Indexing of records delayed (again)

Incident Report for Kalix EMR

Resolved

We have added additional emergency notifications to the team internally, so that if this issue happens we can detect it quickly and deal with the issue straight away.

We are closing the immediate issue here, and will continue to monitor closely over the next few days to see what happens.

Posted Aug 02, 2018 - 20:33 PDT

Update

Mitigation:
To reduce the chances of this happening again we have added an additional server. This means that if one back-end server has issues the other server should jump in within 30 seconds and take over.

This may not solve the problem completely, since the issue could also happen on the second server, but it should give us significantly more time to respond and add some redundancy to the process.

Posted Aug 02, 2018 - 14:44 PDT

Monitoring

The server is now running again and the queue is completely processed - Kalix will be functioning normally now.

We will be actively monitoring this for the next few days and will not close this issue until we are confident that the root cause of the issue has been dealt with.

Posted Aug 02, 2018 - 14:34 PDT

Identified

The cause of the issue could not be discovered, since the server was not accessible to us at all - this is something we will be looking into with our provider. For now we have re-created the server and Kalix is already catching up with the queued up work (over 50% already).

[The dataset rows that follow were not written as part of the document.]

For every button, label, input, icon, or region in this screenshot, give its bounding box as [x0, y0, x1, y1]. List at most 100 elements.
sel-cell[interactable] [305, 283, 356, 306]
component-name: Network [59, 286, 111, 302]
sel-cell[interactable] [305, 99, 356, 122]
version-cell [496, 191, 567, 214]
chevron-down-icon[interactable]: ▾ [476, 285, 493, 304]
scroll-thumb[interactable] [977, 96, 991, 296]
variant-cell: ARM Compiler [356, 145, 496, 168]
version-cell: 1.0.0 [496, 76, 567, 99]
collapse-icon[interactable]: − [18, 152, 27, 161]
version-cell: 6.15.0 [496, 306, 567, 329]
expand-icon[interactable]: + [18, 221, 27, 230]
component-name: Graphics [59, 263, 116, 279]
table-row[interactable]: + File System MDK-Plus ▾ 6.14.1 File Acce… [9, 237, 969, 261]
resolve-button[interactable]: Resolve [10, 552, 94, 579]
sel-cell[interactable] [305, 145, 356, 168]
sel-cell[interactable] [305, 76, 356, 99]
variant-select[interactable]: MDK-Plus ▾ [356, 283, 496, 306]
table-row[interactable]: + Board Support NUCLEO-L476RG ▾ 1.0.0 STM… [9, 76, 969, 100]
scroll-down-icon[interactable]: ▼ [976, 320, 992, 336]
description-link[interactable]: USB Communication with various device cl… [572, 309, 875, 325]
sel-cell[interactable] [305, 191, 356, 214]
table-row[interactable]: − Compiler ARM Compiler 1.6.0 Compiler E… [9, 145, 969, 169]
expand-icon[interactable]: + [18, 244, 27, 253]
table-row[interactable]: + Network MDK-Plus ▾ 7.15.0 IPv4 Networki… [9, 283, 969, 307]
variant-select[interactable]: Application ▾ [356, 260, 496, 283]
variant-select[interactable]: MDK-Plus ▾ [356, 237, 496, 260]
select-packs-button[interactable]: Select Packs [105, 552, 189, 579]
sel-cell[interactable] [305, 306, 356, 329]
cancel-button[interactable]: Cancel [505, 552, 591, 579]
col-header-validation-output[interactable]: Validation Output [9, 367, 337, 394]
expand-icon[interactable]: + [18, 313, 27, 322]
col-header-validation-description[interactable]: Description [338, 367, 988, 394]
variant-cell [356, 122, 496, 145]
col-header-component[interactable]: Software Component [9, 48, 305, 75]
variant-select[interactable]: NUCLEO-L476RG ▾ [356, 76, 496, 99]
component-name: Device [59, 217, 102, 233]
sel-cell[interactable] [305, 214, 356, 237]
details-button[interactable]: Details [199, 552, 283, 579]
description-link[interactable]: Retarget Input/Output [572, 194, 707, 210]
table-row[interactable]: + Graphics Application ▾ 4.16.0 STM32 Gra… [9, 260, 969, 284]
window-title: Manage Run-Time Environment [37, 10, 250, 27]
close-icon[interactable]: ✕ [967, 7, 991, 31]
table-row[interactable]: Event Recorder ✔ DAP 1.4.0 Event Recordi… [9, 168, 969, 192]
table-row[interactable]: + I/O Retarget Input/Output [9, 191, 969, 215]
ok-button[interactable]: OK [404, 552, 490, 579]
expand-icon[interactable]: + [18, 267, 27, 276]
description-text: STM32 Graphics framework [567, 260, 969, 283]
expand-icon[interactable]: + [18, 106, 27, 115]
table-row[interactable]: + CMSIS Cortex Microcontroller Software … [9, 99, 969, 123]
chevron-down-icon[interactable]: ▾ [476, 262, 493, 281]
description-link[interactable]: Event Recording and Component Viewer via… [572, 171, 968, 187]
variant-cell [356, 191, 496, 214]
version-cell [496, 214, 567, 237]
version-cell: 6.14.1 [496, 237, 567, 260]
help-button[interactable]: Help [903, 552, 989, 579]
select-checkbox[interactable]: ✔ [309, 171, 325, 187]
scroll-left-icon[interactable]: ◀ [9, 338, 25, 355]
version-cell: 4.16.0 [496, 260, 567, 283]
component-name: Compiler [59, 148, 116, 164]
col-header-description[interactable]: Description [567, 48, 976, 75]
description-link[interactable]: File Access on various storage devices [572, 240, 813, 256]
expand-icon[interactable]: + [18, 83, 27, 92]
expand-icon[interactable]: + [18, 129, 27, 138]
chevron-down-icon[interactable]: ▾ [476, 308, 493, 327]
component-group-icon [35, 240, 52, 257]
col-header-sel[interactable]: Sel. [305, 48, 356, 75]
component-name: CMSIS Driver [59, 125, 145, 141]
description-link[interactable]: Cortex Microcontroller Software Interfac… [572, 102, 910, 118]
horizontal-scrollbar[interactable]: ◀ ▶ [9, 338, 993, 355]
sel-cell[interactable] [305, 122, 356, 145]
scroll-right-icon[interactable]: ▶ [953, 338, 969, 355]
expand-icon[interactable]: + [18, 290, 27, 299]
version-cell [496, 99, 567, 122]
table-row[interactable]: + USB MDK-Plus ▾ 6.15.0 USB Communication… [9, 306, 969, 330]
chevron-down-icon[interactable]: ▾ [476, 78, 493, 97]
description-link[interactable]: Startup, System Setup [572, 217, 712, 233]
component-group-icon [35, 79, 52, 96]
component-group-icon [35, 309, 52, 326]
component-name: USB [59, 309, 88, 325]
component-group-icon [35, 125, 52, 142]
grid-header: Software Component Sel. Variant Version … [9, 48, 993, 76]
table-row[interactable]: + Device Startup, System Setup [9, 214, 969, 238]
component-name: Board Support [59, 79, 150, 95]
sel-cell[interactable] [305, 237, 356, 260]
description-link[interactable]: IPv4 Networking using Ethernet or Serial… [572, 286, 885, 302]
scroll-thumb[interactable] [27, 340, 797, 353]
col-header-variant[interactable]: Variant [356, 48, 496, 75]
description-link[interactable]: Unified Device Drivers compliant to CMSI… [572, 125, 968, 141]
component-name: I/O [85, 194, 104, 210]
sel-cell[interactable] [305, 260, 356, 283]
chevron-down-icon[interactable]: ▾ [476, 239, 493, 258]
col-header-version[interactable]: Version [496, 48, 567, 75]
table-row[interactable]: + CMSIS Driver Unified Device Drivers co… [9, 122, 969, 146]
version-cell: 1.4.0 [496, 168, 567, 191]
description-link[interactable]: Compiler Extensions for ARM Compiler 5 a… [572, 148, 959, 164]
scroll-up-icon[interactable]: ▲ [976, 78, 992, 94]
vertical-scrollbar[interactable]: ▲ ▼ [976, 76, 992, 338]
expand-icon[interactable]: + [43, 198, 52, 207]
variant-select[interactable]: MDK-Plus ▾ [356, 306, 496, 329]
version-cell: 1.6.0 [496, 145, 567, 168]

Posted Aug 02, 2018 - 14:26 PDT

Update

Here is a copy of the previous issue that describes the problem:

One of our servers that indexes records and does additional processing was down due to issues with our underlying cloud provider. Some of the problems that would have been seen during this downtime was the following:

1. Reminder messages, including opt-in messages etc would have been delayed.
2. New records, such as clients and contacts, would not have been searchable.
3. Insurance batches and other background processes would have been delayed.

Posted Aug 02, 2018 - 14:21 PDT

Investigating

Unfortunately our server ended up in a bad state again today. We understand it is very frustrating for all our users (and certainly for us). We have not actually released any code in the last two weeks or so, so it doesn't seem to be anything that we have done to cause this issue.

We are still in the process of working out the root cause with our cloud provider (for the incident yesterday as well), but we will be taking more aggressive measures and monitoring considering that the same issue happened again.

More to come....

Posted Aug 02, 2018 - 14:20 PDT

This incident affected: Kalix Platform, Messaging, and Notifications.